Sunday, 17 October 2010


"Greed is back"

At the moment I've been going through a Michael Douglas phase watching some of his best films notably FATAL ATTRACTION (1987) and FALLING DOWN (1994) which have added to the composure of the man in his acting vicinity. However I did watch his best performance in the money-making drama WALL STREET (1986) which allowed him to play his infamous character Gordon Gekko with such venom and deceitfulness that earned him the Best Actor Oscar. Now 24 years later, Douglas reprises his role as Gekko in the long-awaited sequel MONEY NEVER SLEEPS which sees him reunite with Oliver Stone (the director) and make a worthy installment which in some ways is as good as the original.

The film opens with notorious businessman Gordon Gekko (Michael Douglas) being released from prison after serving time for his crime in the first one. However the focus shines on upcoming hotshot Jake Moore (Shia LaBeouf) who works in Wall Street similarly to Charlie Sheen's character Bud Fox from the first film but he is determined to ensure his investment firm doesn't go under but his mentor, Louis (Frank Langella), is making some bad decisions for their firm. But when Louis ends up having to sell his share of the firm to arrogant investor Bretton James (Josh Brolin) for a very small price, he commits suicide much to Jake's devastation. He is comforted by his activist fiancee Winnie (Carey Mulligan) who happens to be Gekko's daughter but is estranged from her father. She tries to help Jake recover from his loss but soon he switches his attention to Gekko, firstly by watching him in a lecture and then seeking advice from him about rebuilding his firm. Gordon though wants to be reunited with Winnie who is reluctant to see her father again but Jake is determined to learn more from Gordon especially when he is hired by Bretton to orchestrate his own firm but clearly the young rookie plans to make him suffer for what happened to Louis. But the question is has prison helped Gordon or is he plotting something sinister to bring himself back on top of the game?

It is rare for a sequel 24 years after the original not only advancing its story but also having something new to say. Director Oliver Stone has changed the pace of the film from the original as he takes his time to paint his modern pictures of high society. People are no longer wearing power ties and having lavish lunches. We are going green and eating less red meat. Stone understood the dynamic shift in the culture on Wall Street and captured that change on film which is what he does well with the sequel. Using relevant editing techniques like the "split-screen" effect to emphasize on the hurried interaction among stock traders and brokers, Stone succeeds to a certain extent in depicting the frenzied drama of phone-calling, and "time is money" mentality that personalize these people. The return of Michael Douglas to the role that garnered him an Oscar was always going to gain the majority of anticipation and he doesn't disappoint.
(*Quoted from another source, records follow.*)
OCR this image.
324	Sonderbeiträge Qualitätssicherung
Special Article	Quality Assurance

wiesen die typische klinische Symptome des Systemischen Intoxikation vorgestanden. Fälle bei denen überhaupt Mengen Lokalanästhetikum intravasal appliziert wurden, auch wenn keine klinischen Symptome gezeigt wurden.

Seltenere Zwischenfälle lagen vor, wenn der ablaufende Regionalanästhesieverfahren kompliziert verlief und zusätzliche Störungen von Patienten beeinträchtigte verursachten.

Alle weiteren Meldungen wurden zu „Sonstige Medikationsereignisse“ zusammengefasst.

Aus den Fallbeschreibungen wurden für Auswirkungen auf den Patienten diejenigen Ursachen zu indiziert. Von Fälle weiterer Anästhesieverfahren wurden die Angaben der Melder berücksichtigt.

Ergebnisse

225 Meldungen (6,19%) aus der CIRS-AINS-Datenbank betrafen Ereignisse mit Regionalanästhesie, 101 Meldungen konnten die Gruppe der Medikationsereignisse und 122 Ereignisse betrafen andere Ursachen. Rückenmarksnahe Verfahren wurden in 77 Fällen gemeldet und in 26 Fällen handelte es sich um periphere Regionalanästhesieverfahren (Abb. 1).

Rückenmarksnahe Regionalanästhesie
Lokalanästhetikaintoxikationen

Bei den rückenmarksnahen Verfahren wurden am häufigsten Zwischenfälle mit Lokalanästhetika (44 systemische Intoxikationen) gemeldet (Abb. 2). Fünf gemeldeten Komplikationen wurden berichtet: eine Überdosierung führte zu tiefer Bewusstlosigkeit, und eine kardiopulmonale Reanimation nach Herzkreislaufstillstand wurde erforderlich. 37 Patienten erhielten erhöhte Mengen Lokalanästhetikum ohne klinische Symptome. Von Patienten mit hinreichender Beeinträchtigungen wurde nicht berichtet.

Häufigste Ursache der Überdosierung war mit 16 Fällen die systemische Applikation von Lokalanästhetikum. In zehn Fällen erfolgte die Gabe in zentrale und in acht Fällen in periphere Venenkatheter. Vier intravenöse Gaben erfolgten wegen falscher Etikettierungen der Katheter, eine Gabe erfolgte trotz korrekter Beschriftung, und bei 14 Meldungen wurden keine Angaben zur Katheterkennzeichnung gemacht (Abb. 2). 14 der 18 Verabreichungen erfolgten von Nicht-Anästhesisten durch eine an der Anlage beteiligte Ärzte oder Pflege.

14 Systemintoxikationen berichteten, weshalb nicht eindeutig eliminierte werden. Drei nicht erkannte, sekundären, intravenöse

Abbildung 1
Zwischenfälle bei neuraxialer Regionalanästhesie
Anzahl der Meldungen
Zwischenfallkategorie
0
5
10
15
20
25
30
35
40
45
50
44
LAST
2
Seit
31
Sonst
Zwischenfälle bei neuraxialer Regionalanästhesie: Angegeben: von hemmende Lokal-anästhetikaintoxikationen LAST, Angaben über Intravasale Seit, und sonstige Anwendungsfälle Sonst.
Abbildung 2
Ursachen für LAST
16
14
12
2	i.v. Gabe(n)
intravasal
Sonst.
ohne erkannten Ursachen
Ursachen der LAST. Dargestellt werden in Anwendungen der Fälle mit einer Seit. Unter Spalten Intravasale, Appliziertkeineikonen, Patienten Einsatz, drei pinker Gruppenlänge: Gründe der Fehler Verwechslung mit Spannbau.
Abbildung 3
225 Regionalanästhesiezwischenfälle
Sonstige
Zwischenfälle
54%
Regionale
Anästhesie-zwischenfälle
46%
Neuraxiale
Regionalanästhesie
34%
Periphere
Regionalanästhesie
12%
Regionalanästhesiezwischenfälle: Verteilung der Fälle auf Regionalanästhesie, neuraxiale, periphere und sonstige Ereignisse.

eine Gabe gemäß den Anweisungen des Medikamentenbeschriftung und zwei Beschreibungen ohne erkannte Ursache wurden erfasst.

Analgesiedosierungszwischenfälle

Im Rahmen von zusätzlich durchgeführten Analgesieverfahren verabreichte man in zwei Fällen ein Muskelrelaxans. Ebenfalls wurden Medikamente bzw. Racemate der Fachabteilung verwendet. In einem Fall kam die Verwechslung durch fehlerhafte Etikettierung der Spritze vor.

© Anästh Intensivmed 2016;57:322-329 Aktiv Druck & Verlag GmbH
He portrays the supposedly rehabilitated Gekko as a man who is just as self-antagonizing as he was two decades ago, but now has the new found characteristic of subtlety. La Beouf nicely balances his character's idealism and shrewdness with angst and proves that he isn't a franchise ruining actor, there is dramatic potential in the man. Brolin adds slickness and deceit proving to be like Gekko in the first film while Frank Langella and Eli Wallach also give stellar supporting roles.

Unfortunately for Carey Mulligan, her Winnie role isn't all that fleshed out, being just the romantic lead opposite Shia (a real-life relationship) and her reconciliatory difficulties with her dad but shows her potential as a future British star in Hollywood (a'la Keira Knightley) while Susan Sarandon is rather wasted in the film too. The film also fails to get a message across in relation to the global financial crisis and all it offers are a couple of brief scenes where the big banks get together and discuss a bail out policy with the U.S. treasury. So does the sentimentality of the film which detracts the reason why the first film was so cunning with Gordon's humane side being demonstrated a lot more here with the writers going for a safer, more commercial option especially in the final ten minutes. There are some clever references to the first film from the reappearance of Gordon's mobile phone to Sylvia Miles's brief cameo as Gordon's former receptionist but Charlie Sheen's cameo is a little disappointing for some as if to say it was played too "let's-make-a-funny-reference-to-the-first-film" instead of a serious attempt at a dramatic moment. But still it's good to see him pop up in it. To conclude, this is a revenge and redemption movie with Wall Street and market crash as a backdrop. Douglas certainly is back with a vengeance and this is a sequel that deserves as much credit as the original: greed certainly is back!